Throughout Burroughs' work, one finds clues within the text as to how one should go about unraveling the text. To read Burroughs and really get what he is getting at, the reader must enter into an alternating system of deconstruction and reconstruction. In "Ticket That Exploded," the narrator (Will?) is describing an awkward sleeping arrangement with a shipmate:

"I turn him on his side or stomach to shut him up. He wakes and smiles in the dark room muttering "Don't get ideas") by the beating of our hearts. In fact his voice has been spliced 24 times per second with the sound of my breathing and the beating of my heart so that my body is convinced that my breathing and heart will stop if his voice stops."
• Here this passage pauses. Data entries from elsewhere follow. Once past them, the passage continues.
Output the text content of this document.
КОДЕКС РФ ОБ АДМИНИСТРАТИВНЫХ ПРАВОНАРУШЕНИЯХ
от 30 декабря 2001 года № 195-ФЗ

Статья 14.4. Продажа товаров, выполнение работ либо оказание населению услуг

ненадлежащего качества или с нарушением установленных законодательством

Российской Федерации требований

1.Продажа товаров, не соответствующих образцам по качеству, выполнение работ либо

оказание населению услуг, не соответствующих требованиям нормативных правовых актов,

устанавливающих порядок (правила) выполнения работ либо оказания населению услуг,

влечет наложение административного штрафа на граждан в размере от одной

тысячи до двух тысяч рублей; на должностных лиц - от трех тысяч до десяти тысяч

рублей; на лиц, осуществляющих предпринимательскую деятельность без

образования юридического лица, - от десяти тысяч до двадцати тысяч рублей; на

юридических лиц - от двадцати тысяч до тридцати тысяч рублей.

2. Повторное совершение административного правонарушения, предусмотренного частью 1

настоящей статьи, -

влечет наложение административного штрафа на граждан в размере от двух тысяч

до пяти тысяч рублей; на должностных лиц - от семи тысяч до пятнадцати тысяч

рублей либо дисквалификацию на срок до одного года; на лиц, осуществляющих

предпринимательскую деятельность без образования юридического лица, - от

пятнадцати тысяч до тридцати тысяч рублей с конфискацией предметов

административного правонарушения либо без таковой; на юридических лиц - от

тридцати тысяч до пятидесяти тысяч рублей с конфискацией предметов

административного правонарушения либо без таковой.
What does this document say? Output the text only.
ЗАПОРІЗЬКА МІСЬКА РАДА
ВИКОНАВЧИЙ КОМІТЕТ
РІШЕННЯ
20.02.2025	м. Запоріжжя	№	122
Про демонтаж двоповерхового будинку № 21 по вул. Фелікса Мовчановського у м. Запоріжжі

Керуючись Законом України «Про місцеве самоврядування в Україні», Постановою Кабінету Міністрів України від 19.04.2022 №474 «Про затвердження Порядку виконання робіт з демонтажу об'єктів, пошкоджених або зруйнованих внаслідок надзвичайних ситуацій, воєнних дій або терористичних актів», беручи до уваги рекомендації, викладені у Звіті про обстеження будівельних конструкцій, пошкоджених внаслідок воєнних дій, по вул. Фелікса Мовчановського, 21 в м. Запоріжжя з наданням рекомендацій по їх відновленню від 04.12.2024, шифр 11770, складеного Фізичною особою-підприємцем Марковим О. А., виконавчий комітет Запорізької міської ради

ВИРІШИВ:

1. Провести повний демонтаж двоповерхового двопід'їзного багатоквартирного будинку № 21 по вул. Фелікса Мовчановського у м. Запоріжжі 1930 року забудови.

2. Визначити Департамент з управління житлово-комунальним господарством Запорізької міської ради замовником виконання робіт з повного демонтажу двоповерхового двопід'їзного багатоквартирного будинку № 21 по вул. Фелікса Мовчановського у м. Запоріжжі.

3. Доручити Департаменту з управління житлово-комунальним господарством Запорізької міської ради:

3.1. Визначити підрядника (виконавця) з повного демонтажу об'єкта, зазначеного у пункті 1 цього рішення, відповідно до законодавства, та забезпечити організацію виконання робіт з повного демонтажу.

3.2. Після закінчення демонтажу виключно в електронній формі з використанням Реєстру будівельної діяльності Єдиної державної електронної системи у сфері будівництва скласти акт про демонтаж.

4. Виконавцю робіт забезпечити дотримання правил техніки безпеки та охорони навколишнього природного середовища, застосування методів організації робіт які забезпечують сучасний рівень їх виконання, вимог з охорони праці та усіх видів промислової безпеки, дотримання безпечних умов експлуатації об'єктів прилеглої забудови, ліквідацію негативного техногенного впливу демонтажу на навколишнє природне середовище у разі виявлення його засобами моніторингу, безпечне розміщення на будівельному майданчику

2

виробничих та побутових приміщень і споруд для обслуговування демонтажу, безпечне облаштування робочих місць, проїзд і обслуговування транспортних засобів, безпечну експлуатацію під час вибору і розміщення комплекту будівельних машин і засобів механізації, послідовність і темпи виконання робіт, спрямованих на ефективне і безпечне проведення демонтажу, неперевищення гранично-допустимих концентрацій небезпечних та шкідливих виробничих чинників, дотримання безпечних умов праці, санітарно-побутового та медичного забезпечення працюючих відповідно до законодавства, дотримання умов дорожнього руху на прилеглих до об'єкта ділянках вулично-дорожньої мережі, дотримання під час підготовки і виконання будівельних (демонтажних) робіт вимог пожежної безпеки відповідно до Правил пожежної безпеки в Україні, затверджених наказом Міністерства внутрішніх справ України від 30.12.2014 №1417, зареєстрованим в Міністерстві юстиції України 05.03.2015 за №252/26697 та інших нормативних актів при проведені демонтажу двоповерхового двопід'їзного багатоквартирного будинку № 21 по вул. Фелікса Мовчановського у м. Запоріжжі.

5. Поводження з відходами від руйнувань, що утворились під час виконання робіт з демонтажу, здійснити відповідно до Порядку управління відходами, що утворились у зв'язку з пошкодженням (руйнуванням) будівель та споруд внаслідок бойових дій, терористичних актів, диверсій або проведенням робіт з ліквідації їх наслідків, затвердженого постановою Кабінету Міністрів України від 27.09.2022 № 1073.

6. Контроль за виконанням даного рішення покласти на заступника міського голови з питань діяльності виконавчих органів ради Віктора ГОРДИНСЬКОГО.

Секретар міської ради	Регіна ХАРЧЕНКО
Here, the term "splice" alludes to the cut-up method. Will is showing we subject ourselves to cut-up interdependence through our interactions and relationships. Burroughs is using the perception of a character to point to the method used in the narrative's construction. All throughout his work, the mechanics of his language and voice are used to impart a meta-awareness of the text's construction.

Through human communication, sounds and meanings are constantly being spliced and combined, so that it is near impossible to determine the original meaning of that communication. What is interesting about this passage is that through the sonic rearrangement of the two characters' breathing and heart-beats, the protagonist feels that this interrelation is necessary for his very existence. Likewise, Burroughs' voice is only possible by the fact that it is coming out of, and remixing various traditions and genres. The Word of "The Ticket That Exploded" requires The Word that precedes its creation, as necessity for its existence. Building up to this comment, Bill takes us on a satirical trip through different genres. Only 3 pages in, and it seems that he's already referenced the literature of detective stories, science-fiction, and Burrough's one voice.